In a statement issued October 13, Cubas foreign ministry condemned the announced measures, saying they were part of Washingtons 40 years of economic and political war aimed at ending the example of dignity and social justice that the Cuban Revolution embodies. The travel ban, it added, is also an attack on U.S. citizens right to travel freely to our country.
Washington prohibits most residents from traveling to Cuba. To tighten enforcement of these restrictions, Bush said he had instructed the Department of Homeland Security to increase inspections of travelers and shipments to and from Cuba. He said those who travel to Cuba via third countries or on private vessels will be targeted.

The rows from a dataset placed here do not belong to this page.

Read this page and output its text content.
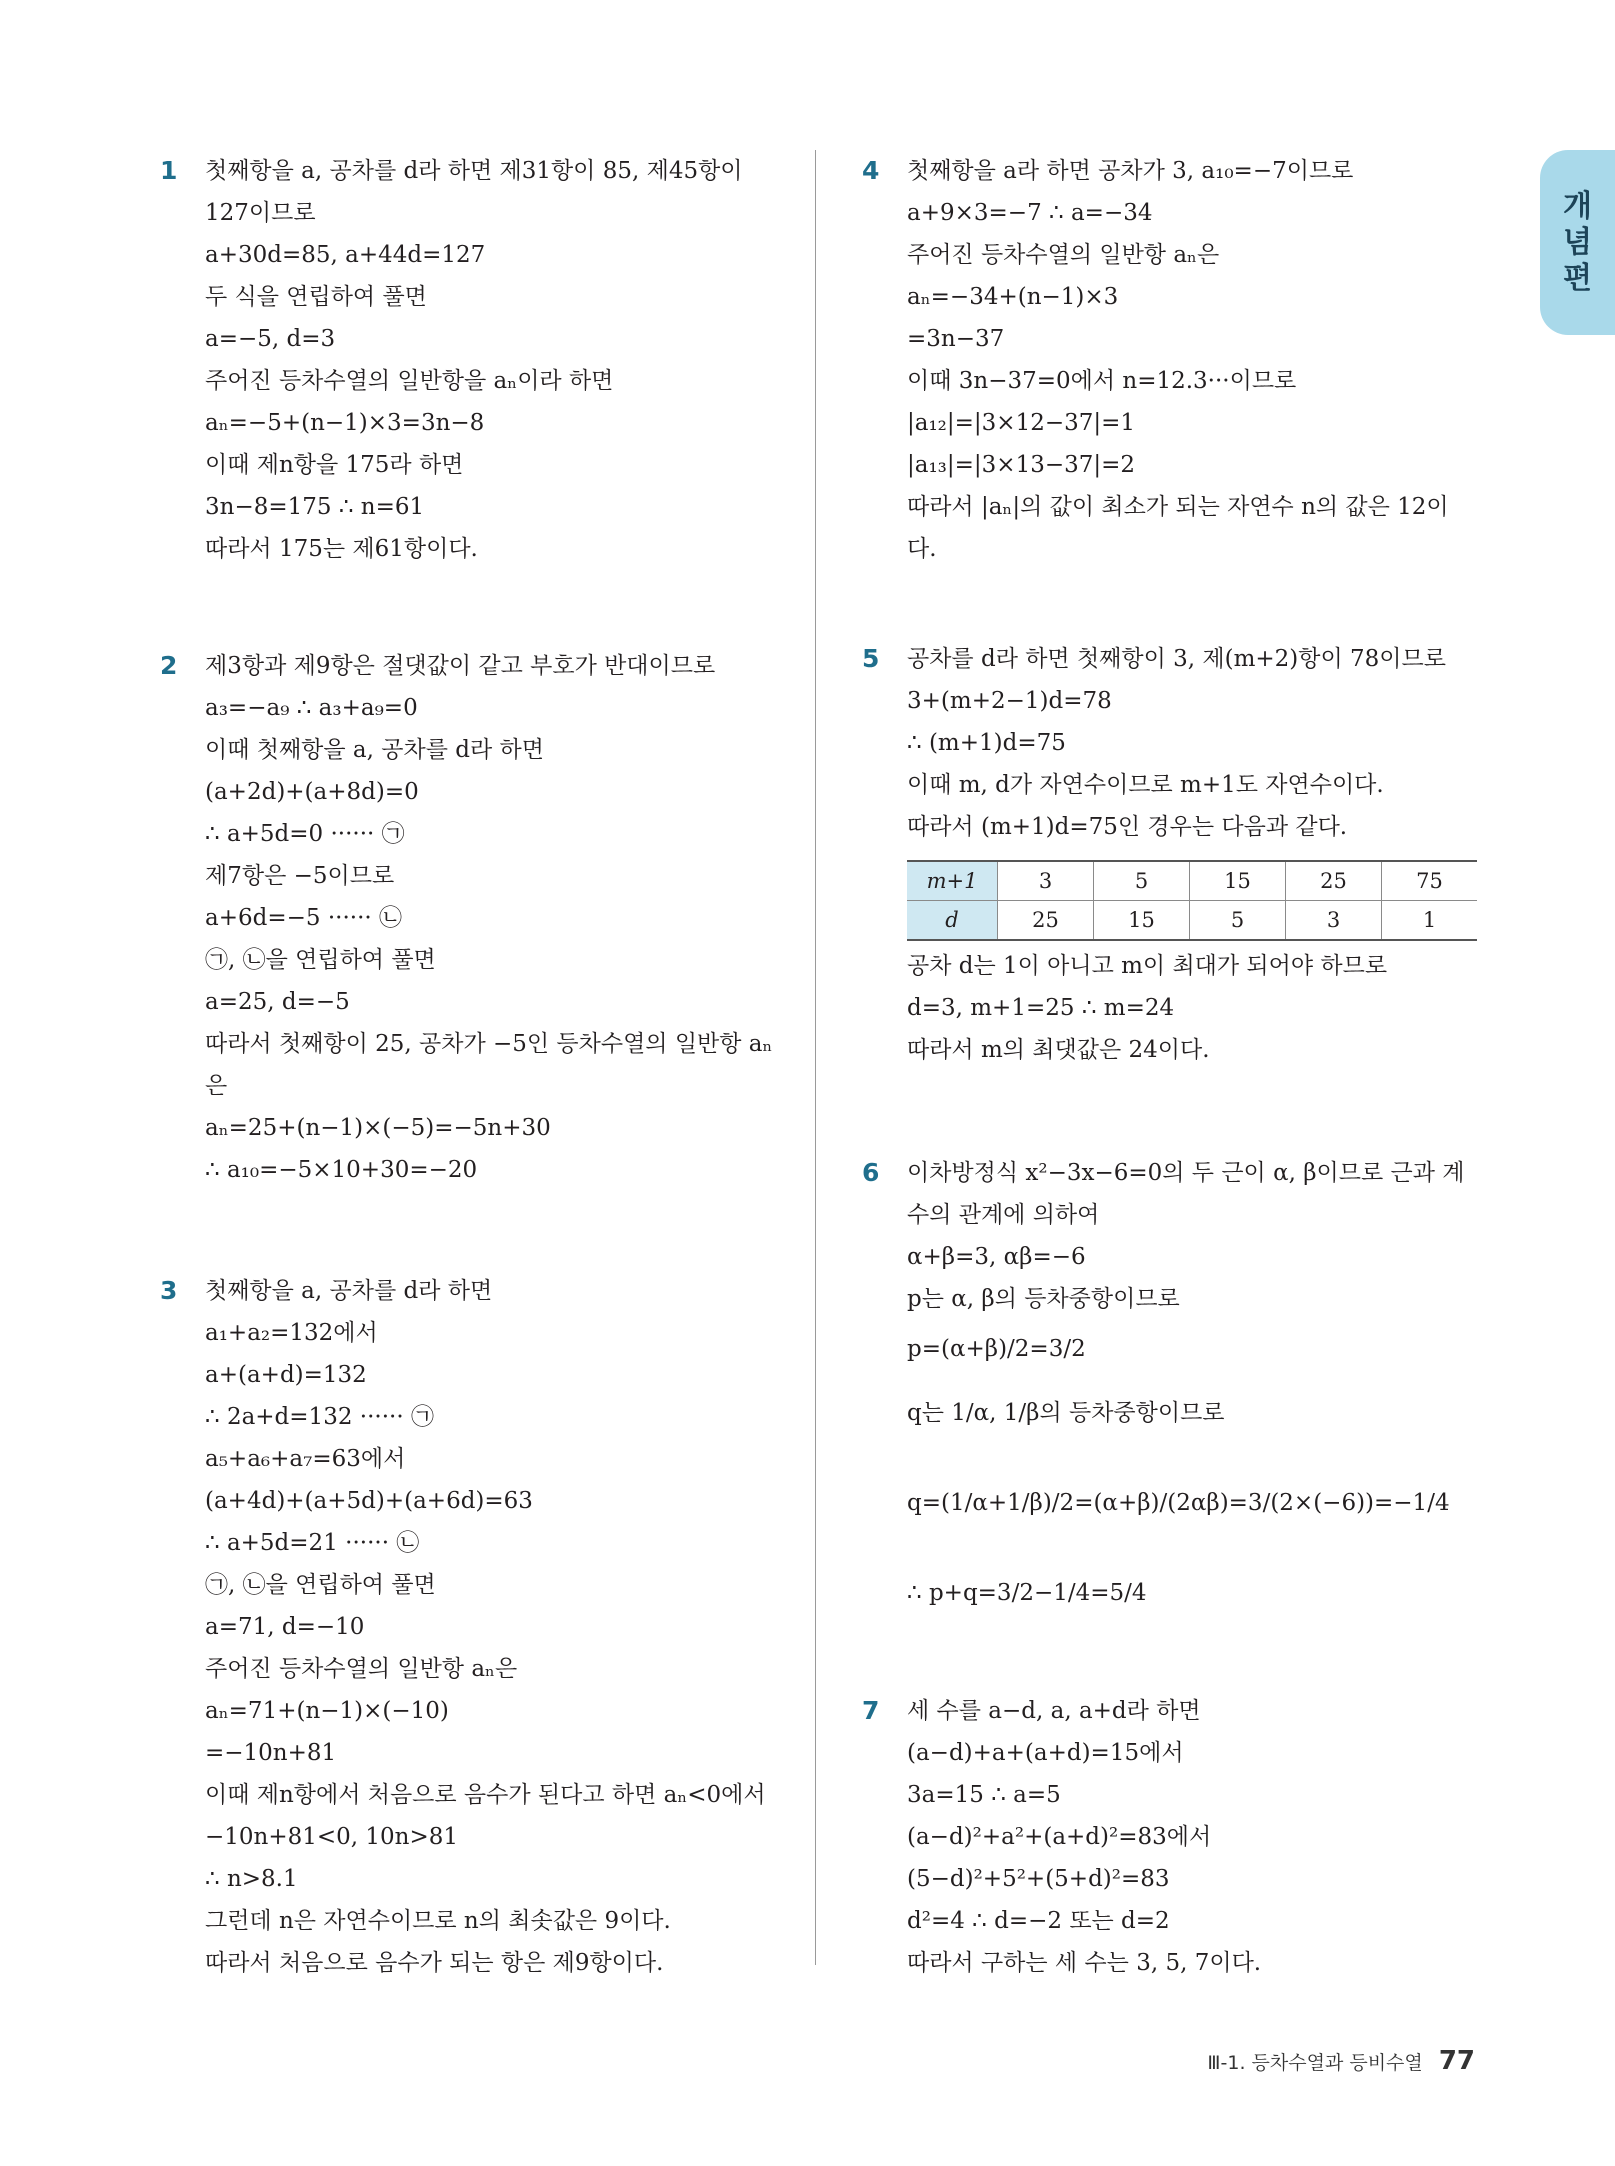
개
념
편
1 첫째항을 a, 공차를 d라 하면 제31항이 85, 제45항이
127이므로
a+30d=85, a+44d=127
두 식을 연립하여 풀면
a=−5, d=3
주어진 등차수열의 일반항을 aₙ이라 하면
aₙ=−5+(n−1)×3=3n−8
이때 제n항을 175라 하면
3n−8=175 ∴ n=61
따라서 175는 제61항이다.
2 제3항과 제9항은 절댓값이 같고 부호가 반대이므로
a₃=−a₉ ∴ a₃+a₉=0
이때 첫째항을 a, 공차를 d라 하면
(a+2d)+(a+8d)=0
∴ a+5d=0 ······ ㉠
제7항은 −5이므로
a+6d=−5 ······ ㉡
㉠, ㉡을 연립하여 풀면
a=25, d=−5
따라서 첫째항이 25, 공차가 −5인 등차수열의 일반항 aₙ
은
aₙ=25+(n−1)×(−5)=−5n+30
∴ a₁₀=−5×10+30=−20
3 첫째항을 a, 공차를 d라 하면
a₁+a₂=132에서
a+(a+d)=132
∴ 2a+d=132 ······ ㉠
a₅+a₆+a₇=63에서
(a+4d)+(a+5d)+(a+6d)=63
∴ a+5d=21 ······ ㉡
㉠, ㉡을 연립하여 풀면
a=71, d=−10
주어진 등차수열의 일반항 aₙ은
aₙ=71+(n−1)×(−10)
=−10n+81
이때 제n항에서 처음으로 음수가 된다고 하면 aₙ<0에서
−10n+81<0, 10n>81
∴ n>8.1
그런데 n은 자연수이므로 n의 최솟값은 9이다.
따라서 처음으로 음수가 되는 항은 제9항이다.
4 첫째항을 a라 하면 공차가 3, a₁₀=−7이므로
a+9×3=−7 ∴ a=−34
주어진 등차수열의 일반항 aₙ은
aₙ=−34+(n−1)×3
=3n−37
이때 3n−37=0에서 n=12.3···이므로
|a₁₂|=|3×12−37|=1
|a₁₃|=|3×13−37|=2
따라서 |aₙ|의 값이 최소가 되는 자연수 n의 값은 12이
다.
5 공차를 d라 하면 첫째항이 3, 제(m+2)항이 78이므로
3+(m+2−1)d=78
∴ (m+1)d=75
이때 m, d가 자연수이므로 m+1도 자연수이다.
따라서 (m+1)d=75인 경우는 다음과 같다.
m+1	3	5	15	25	75
d	25	15	5	3	1
공차 d는 1이 아니고 m이 최대가 되어야 하므로
d=3, m+1=25 ∴ m=24
따라서 m의 최댓값은 24이다.
6 이차방정식 x²−3x−6=0의 두 근이 α, β이므로 근과 계
수의 관계에 의하여
α+β=3, αβ=−6
p는 α, β의 등차중항이므로
p=(α+β)/2=3/2
q는 1/α, 1/β의 등차중항이므로
q=(1/α+1/β)/2=(α+β)/(2αβ)=3/(2×(−6))=−1/4
∴ p+q=3/2−1/4=5/4
7 세 수를 a−d, a, a+d라 하면
(a−d)+a+(a+d)=15에서
3a=15 ∴ a=5
(a−d)²+a²+(a+d)²=83에서
(5−d)²+5²+(5+d)²=83
d²=4 ∴ d=−2 또는 d=2
따라서 구하는 세 수는 3, 5, 7이다.
Ⅲ-1. 등차수열과 등비수열 77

Bush claimed these measures would help curb what he called the growing illicit sex trade resulting from increased tourism in Cuba. Without offering facts for his allegations, he accused the Cuban government of cruel exploitation of innocent women and children.
In March the administration announced it would no longer issue people-to-people licenses to groups sponsoring educational trips to Cuba. The Treasury Department has increasingly enforced travel curbs with the threat of fines ranging from $2,000 to $7,500. The number of cases opened against individuals traveling to Cuba illegally rose sharply, from 165 in 1996 to 1,155 in the first half of 2001.
Bush also told the press Washington would increase the number of individuals allowed to emigrate from Cuba to the United States annually. And he said Powell and Secretary of Housing and Urban Development Melquiades Martinez would head a commission for the assistance to a free Cuba that is to draw up plans in anticipation of assisting a post-revolutionary government in Cuba.
Lastly, Bush announced plans to step up Washingtons propaganda war against the Cuba through increased radio and television broadcasts, use of the internet, and distribution of shortwave radios.